— Мой отец, — услышали собравшиеся, так тесно сбившиеся в кучу под полуразвалившейся крышей церкви, словно их сдавило разбушевавшейся бурей, — мой отец, священник Эмануэль Претандер, в этот день каждый год читал Рождественскую проповедь, стоя на этой кафедре, где сейчас стою я, его сын Зепп, а там, где сейчас валяется куча камней и щебня, стояла рождественская елка с яблоками, разноцветными шарами и множеством свечей. И отец читал вам из Евангелия: «Я возвещаю вам великую радость, которая будет всем людям, ибо ныне родился вам в городе Давидовом Спаситель, который есть Христос». Сорок лет кряду служил вам мой отец, самый низкооплачиваемый священник самого захудалого прихода в нашем кантоне. И что толку? Легче воскресить мертвых, чем пробудить вас, погрузившихся в лень и апатию. Церковь развалилась, дом священника, где я появился на свет, в развалинах, вся деревня близка к тому же, даже рождественской елки у вас уже нет. Вот я гляжу сверху на вас в этом жалком освещении, и мне кажется, будто я обращаюсь к полю, усеянному кочанами капусты.
А прихожане, мужчины и женщины, стояли, тесно прижавшись друг к другу, мокрые от пота из-за сухого тепла, принесенного ветром, и слушали внимательно, не обращая внимания на вой и буйство стихии, как они еще никогда никого не слушали. Тот, кто говорил с ними, был один из них. Сын старого священника Зепп Претандер. И то, что Зепп говорил, было правдой. Она причиняла боль, эта правда, она сжигала их, как адский огонь. Они могли бы стащить Зеппа с кафедры, могли бы его избить, изрезать, удавить, но он был прав, они и впрямь опустились, обленились, отупели.

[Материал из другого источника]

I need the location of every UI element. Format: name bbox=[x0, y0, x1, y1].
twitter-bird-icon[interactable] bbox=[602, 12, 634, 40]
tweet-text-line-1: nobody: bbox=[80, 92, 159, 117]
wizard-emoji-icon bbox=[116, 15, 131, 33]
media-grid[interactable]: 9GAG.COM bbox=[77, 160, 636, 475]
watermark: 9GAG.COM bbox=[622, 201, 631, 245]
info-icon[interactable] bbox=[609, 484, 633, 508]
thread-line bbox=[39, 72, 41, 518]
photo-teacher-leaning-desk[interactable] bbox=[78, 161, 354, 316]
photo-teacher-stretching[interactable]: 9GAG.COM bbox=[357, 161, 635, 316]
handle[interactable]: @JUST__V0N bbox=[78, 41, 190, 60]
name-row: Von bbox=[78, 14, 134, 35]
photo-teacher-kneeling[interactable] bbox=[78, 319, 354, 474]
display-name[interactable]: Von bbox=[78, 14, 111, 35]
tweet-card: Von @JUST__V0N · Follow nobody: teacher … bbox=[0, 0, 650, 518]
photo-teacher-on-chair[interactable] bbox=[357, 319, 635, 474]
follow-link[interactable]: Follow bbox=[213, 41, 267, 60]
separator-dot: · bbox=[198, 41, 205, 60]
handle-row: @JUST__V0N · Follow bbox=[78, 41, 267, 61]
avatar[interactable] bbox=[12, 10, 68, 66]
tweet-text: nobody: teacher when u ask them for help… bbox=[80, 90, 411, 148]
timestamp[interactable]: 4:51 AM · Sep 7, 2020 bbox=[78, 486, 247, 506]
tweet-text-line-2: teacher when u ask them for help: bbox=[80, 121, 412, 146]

— Какими лихими молодцами были вы в свое время, — слышали они его голос, гремевший с прогнившей, изъеденной червями кафедры. — Австрийцев, немцев и воинов Карла Смелого вы исколошматили, порубили на куски, проткнули насквозь, нацепили их головы на пики, весело горланя свои песни. Пленных вы не брали, а одним махом отправляли своих врагов на тот свет, как и я — раз — одним махом отправил на тот свет Крошку Бурбона, Малютку Джеймса, Билла-Миннесоту и весь клан Ольшовских, причем очень сомневаюсь, что все они летают там ангелочками. Они были отпетыми негодяями, что правда, то правда, а все же я испытываю больше уважения к ним, чем к вам. Эти подлецы всю жизнь только и делали, что резались в карты, жульничали и продавались, в любую минуту подвергаясь опасности поджариться на электрическом стуле, в то время как вы всю жизнь прозябали в нищете. Речь не о том, жив ли еще пес Претандера или нет, это мне безразлично, и не о том, потеряла ли Эльзи девичью невинность в молочной луже или нет, все равно она бы ее вскоре лишилась, речь идет также не о старосте, который сперва не подал жалобу, а потом все же подал, он всегда был мямлей. Речь идет о вашей чести, о том, чтобы показать: в голове у вас есть еще кое-что, кроме сена; речь о вашей гордости, о том, что вы способны оказать сопротивление, что с вами лучше не связываться, что вы себе на уме. Пора пошевелить мозгами, черт побери! Почему эти типы в пансионате создавали видимость, будто он пуст? Для того, чтобы никто не знал, что он населен. Кем? Пришлось прийти к вам такому, как я, уложившему из автомата все семейство Пепероцци, чтобы ваши извилины заработали хотя бы со скрипом, как старый бензиновый двигатель. В пансионате зимовали наряду с обычными убийцами и взломщиками, сутенерами и дельцами наркобизнеса, входящими в рядовой состав любой порядочной банды гангстеров, такие важные шишки, как Большой Джимми и Джо-Марихуана, Линкольн-Толстяк, Бэби-Взломщик и Чарли с Потомака, я мог бы назвать вам еще шестнадцать имен, сплошь известные преступники, имена которых звучат райской музыкой в ушах полиции, от которой они надежно укрылись на зиму в этом пансионате, где их дьявольские рожи в тамошней прачечной перекраивают в ангельские лики. Но ежели бы у вас на плечах была голова вместо тыквы, вы бы в эту святую ночь, когда у таких горемык, как вы, нет даже рождественской елки, зажгли бы вместо нее пансионат, и получилась бы такая великолепная елка, какой еще не видывали в этом жалком ущелье!